The Hunzakot loves to sit among friends or invite new acquaintances to share a pot of tea. Hours are whiled away in the most hospitable company. Whenever a new member joins the group, a round of polite welcoming handshakes follow, only to be repeated later when the next guest arrives. Greetings and farewells are choreographed to perfection. No wonder the actors were late for rehearsal! Nor did they quite appreciate the subtleties of a rehearsal call: not everyone is expected all the time; check the board at your friendly neighbourhood tea room and voilà.

Instead, the actors put in an appearance as and when the mood struck or irrigation of their apricot orchards would allow. Highly trained by a daily dose of Calvin and Hobbes, I learned very quickly to stage scenes with invisible friends.


Every director dreads the retort "we're working on it" which in American theatre parlance roughly translates to mean we have no idea how to fix the problem, we're hours behind schedule, but soon, the muse will descend and we will find an inspired solution. Rest assured, this phrase exists in Hunza: "Fikr mat karo" (not to worry).

Little did I know, we were promised the only P.A. system in town – the one still in use at the local mosque only minutes before show time. Any notion of sound check, let alone tech, was removed my mind faster than you could say "sound cue."

Channeling electricity from the town's light poles, the lighting designer, now proud as ever, and eager to prove that he has delivered after all, inevitably at once turns on ALL of the painstakingly and meticulously crafted cooking oil can/lighting instruments and POOF! – what do you know – overload / BLACK OUT.

We ended up performing with a single, perfunctory flood. Silly me, I should have gone for the The Holy Brook Look: candles and lanterns instead of trying to show off the latest in laser precise Wilson sidelight.



The transition into scene one held a special surprise: headsets and other cueing mechanisms rendered irrelevant, the opening sequence was choreographed on a visual: as Thief leaps over fence into garden (onstage), cue sound to then cue actors carrying tree (a multi-purpose ladder). Unbeknownst to all, during the preshow, as the amphitheatre was now filled to capacity, some enterprising young boys tried to perch upon a roof for what was no doubt the best seat in the house. Well, need I say they innocently used the ladder and promptly misplaced it. Meanwhile Actor/Thief onstage awaits tree, improvises, fakes climbing up into thin air, music, music, music, ladder magically appears, the show goes on. Phew! "Fikr mat karo."

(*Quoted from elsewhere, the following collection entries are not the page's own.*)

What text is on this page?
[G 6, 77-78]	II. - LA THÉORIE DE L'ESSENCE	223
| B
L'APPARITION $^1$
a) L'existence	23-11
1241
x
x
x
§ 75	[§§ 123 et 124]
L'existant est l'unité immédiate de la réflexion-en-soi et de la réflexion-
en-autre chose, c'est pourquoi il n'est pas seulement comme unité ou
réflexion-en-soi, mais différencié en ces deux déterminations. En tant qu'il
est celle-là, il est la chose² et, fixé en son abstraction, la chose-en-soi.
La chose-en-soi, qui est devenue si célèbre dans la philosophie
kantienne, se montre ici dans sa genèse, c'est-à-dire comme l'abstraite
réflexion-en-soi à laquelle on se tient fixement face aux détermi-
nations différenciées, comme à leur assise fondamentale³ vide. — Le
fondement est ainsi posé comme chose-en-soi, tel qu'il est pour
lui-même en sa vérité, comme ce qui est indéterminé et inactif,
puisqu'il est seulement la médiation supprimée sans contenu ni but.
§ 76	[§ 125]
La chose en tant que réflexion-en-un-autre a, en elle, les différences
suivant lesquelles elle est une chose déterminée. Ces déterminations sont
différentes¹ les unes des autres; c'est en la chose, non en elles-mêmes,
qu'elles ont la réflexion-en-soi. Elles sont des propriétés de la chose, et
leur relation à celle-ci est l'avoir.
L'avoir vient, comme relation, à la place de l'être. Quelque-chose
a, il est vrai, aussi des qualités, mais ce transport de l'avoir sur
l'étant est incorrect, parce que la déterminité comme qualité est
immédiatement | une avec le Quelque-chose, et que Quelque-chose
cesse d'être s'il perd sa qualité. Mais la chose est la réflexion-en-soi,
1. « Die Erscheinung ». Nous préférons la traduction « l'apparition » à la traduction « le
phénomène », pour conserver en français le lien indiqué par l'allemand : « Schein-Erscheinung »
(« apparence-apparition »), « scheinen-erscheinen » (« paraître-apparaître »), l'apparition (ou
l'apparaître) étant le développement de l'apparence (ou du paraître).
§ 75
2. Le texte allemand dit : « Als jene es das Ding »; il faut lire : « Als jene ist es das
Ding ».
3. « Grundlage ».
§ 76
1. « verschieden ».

Staging fables by Rumi, the Persian Sufi (mystic) in the style of post-modern circus/vaudeville with a company of local actors, improvising and performing in an all together foreign language (Burshaski — more like Russian than Urdu), set amidst the breathtaking Karakaroum mountain range bordering China, I felt as if I were living Andre Gregory's story from the film My Dinner with Andre.